Wednesday, August 17, 2016

Scarecrows

In Jeremiah 10, the prophet addresses the people's idols directly, as so many prophets do, but he uses a powerful image to do so. He says, 

These trees are like scarecrows in cucumber gardens. They aren't able to speak. They have to be carried, because they can't walk. Don't be afraid of them. They can't harm you. They can't do you any good either.

One of the things about a passage like this that we must take note of is the multiple layers of meaning, the many metaphors that are being used. It's easy to say that this is a passage just about idols, particularly since it follows a description of how these idols are made by human hands, but there's more going on here than just that. 

For example, Jeremiah chooses to specify a cucumber garden. The people grew many kinds of gardens, for all different reasons, but the prophet says this particular garden grows cucumbers. Why? Cucumbers are a staple of a Mediterranean diet; they go with almost everything. The people would have been very familiar with them. They also, however, are mostly water and have essentially no nutritional value whatsoever. It's not like their chock-full of anything; they're just water. And a little bit of a flavor. Maybe. So our scarecrows, our idols, stand over something that's essentially empty anyway, but we've convinced ourselves is so central to our diets. And wouldn't it be that its emptiness is in non-living water? 

Another layer here is the image of the tree. The idols most often discussed in the Old Testament look like humans, animals, celestial bodies; there aren't many, if any, that are specifically trees. It's a metaphor for the way they are rooted down into our culture and then stood up to tower over all that we do. But the time is also coming when we will talk about another tree, a tree on which our Lord was hung, casting all of the holy city in His shadow. 

What's striking about reading this is how easily these words of the prophet Jeremiah condemn us even today. We would laugh at this and say there's no way, but what the people of Jeremiah's time are doing with their idols is precisely the same thing we are doing with ours - it's just that we call ours "Jesus."

It's that we have this God who hung on this tree, and we spend our lives setting the Cross up over our gardens, as though it is some magical talisman. As though its mere presence, as an icon or even as an idol, does something to scare the bad things away. We stake this Cross into our cucumber gardens, into all these places that we have decided are so integral to our way of life, such a central part of who we are, but they are empty things in and of themselves. They are non-living water. 

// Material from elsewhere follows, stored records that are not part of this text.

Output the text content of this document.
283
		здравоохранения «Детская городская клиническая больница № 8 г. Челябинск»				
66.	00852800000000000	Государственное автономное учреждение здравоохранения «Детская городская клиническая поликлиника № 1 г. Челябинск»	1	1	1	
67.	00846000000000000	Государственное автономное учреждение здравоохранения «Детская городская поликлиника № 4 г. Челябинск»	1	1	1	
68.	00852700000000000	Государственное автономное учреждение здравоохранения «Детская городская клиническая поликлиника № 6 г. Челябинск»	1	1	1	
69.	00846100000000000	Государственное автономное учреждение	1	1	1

And we stake this Cross in the ground to protect them, but we do not allow this Jesus to speak. We do not expect Him to walk. He's supposed to just stand there, wherever we put Him, and do Jesus things. He's supposed to stand over our toil of emptiness and, without a word, without a movement, heal the sick. Strengthen the weak. Free the imprisoned. Feed the hungry. Yes, we ask Him to stand over our cucumber gardens and feed the hungry. 

How foolish we are!

But this is how we live. This is how we do it. This is how we relate to our God, as nothing more than a scarecrow. And we call this "faithfulness." 

We call this something, even though it is nothing at all. We rely on its power, even though it is powerless. We say that this is what God desires of us, but it is nowhere close. This Jesus, He cannot harm us here. He cannot condemn us. He cannot call us to account. But, as Jeremiah so poignantly points out, He cannot help us, either. 

So we keep moving our scarecrow, trying to find the best place to put Him. Trying to find the best ground in which to stake this tree. And when it seems we have found just the spot, when it seems we have discovered just where best to put our Jesus in our cucumber garden, we discover the emptiness of the way that we do this. Then, something most heinous happens.

We stuff our scarecrow with dry theology in order to try to puff Him up, in order to try to make Him more intimidating. 

And it's as laughable to the world as any idol talk is to us. Our God is powerless here, our precious treasure empty. The world knows it. God knows it. The only ones who haven't seemed yet to catch on are us, the so-called "faithful."